- Freedom of association
Summary of outcome
Consolidated Power Projects Australia Pty Ltd (CPP) agreed to pay $295,000 to a subcontractor after entering into an enforceable undertaking with the Australian Building and Construction Commission.
CPP was contracted by AusNet Electricity Services Pty Ltd (AusNet) to perform work at the Springvale Terminal Station Redevelopment Project located in Springvale, Victoria.
On 13 August 2019, CPP entered into a Labour Supply Subcontract with the subcontractor to install high voltage electrical equipment.
The following day, CPP became aware the Electrical Trades Union disapproved of the subcontractor. CPP advised the subcontractor words to the effect of:
The ETU are unhappy that [the subcontractor] will be utilised on the project.
CPP requested that the subcontractor leave the site and continue to work offsite.

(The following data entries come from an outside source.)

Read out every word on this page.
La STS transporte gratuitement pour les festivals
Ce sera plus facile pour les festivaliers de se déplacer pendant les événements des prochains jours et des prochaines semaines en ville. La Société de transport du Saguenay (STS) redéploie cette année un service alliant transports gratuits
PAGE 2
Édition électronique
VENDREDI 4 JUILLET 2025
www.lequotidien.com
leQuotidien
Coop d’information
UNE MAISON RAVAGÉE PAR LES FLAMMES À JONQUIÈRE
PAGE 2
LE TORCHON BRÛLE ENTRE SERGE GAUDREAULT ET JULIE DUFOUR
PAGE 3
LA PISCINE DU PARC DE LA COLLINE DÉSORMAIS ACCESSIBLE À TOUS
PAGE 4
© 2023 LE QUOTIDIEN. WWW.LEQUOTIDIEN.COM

In the following days, various emails were exchanged and discussions held between CPP and the subcontractor concerning various options that would allow the subcontractor to return to work on the site.
There was ultimately no resolution and on 23 September 2019 CPP terminated the subcontract.
CPP acknowledged that the ABCC Commissioner had formed a reasonable belief that CPP contravened section 55 of the Building and Construction Industry (Improving Productivity) Act 2016 (BCIIP Act) by terminating the subcontract with the subcontractor because it did not have an enterprise agreement.
Without any admission that any contravention of the BCIIP Act has occurred, CPP has agreed to pay the subcontractor $295,000 in compensation.
The ABCC Commissioner published details of this matter to:
- deter others from engaging in unlawful discrimination
- educate building industry participants that they cannot discriminate against building industry contractors because they do not have an enterprise agreement.